At first, this did not make sense because how could a lunar month be 59 days long? Then I took a closer look at the calendar. The mystery unravelled itself. From the 24th of October until yesterday, the 21st of November, we have been living through what is known as the intercalary ninth lunar month.

This is an extra month inserted into the Chinese lunar calendar every third year or so to compensate for the shorter Chinese lunar year when compared to the consistent mean solar year (365.2425 days) which is the time it takes the sun to move across the sky and return to the same relative position in the sky every year as seen from the earth.

The intercalary month in the Chinese lunar calendar need not always be the ninth lunar month. It can be any month, depending on some complex calculations and astrological observations vis-a-vis the position of the moon and sun in the sky, but what it does is that it brings the Chinese lunar calendar into closer conformity with the other measurement of time using the Chinese luni-solar calendar which is roughly equivalent to 365¼ days.

For many of us, the Chinese luni-solar calendar is lesser known than the Chinese lunar calendar because many of our celebrations - such as Chinese New Year or the Dragon Boat dumpling festival or the Hungry Ghosts festival or the Mid-Autumn lantern festival or the Nine Emperor Gods festival - depend on the lunar calendar.

Yet the luni-solar calendar has its importance too and we have at least three significant dates that depend solely on the use of this calendar: the Lip Chun Coming of Spring (立春) on the fourth of February, Cheng Beng (清明) on either the fourth or fifth of April and the Tang Chik (Tung Chik) Winter Solstice (冬至) on either the 21st or 22nd of December.

At this time of the year, my thoughts always turn to the coming Lip Chun or Li Chun (立春) which marks the beginning of Spring in China and takes place officially on the fourth of February annually. On this date, the sun is deemed to have crossed the 315° longitude in the sky. The only question is to ascertain the time that it does so.

Without much reference material to read from, my only resource is this book by Joey Yap which is called The Ten Thousand Year Calendar (and yes, I got it signed by him, finally!)

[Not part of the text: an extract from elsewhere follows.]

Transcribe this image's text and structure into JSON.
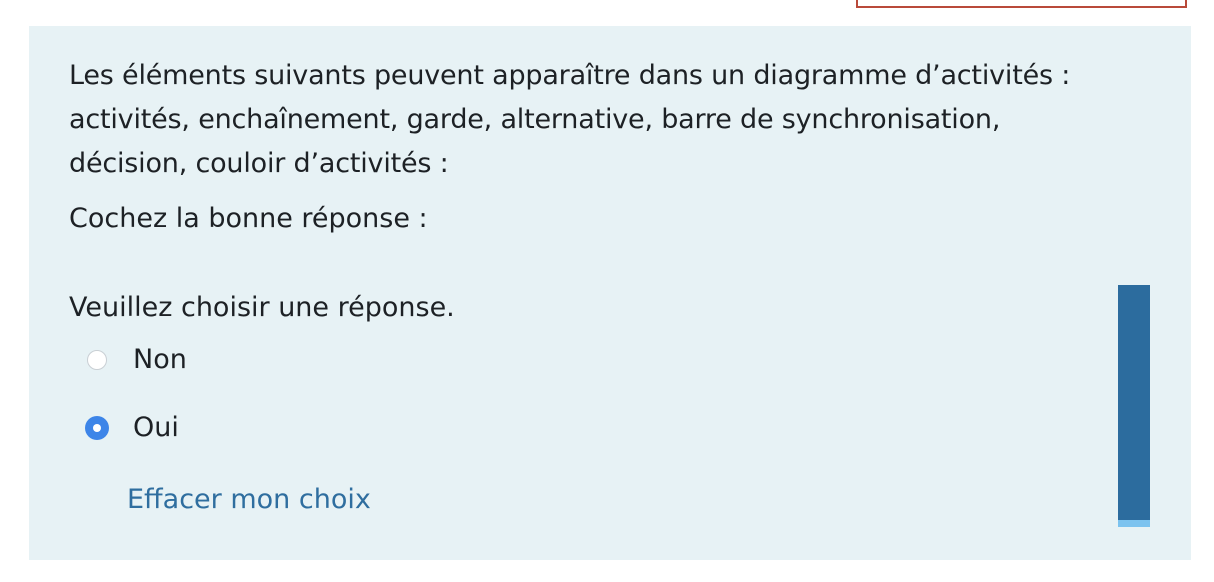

It's a very useful book if you know what to use it for. Unfortunately for me, I've only two main uses for it and one of them is to find out when exactly is the time of Li Chun (立春) every year so that I can prepare for my annual family ritual of sticking that red piece of paper on my rice bucket to signify abundance for the forthcoming year.

Now having already established all this, let me tell you that this Ten Thousand Year Calendar book says that Li Chun (立春) will fall exactly on noon time (12p.m.) on 4 February 2015. For those referring to the Chinese lunar calendar, this is the 16th day of the 12th moon.

Meantime, here are my past blog entries on Li Chun (立春) through the recent past years:
Li Chun, 2014
Li Chun, 2013
Li Chun, 2012
Li Chun, 2011
Li Chun, 2010
Li Chun, 2009
Li Chun, 2008
Li Chun, 2007

1 comment:

Louis said...

立春, since it's a solar term, also lasts for roughly a fornight, with three pentads, and ends on the 17th or 18th when another solar term 雨水begins.

The three pentads for the Start of Spring are:

東風解凍 - defrost by the Eastern wind
蟄蟲始振 - insects starting to awaken from hibernation
魚陟負冰 - fish begin to swim upwards towards the thawing ice.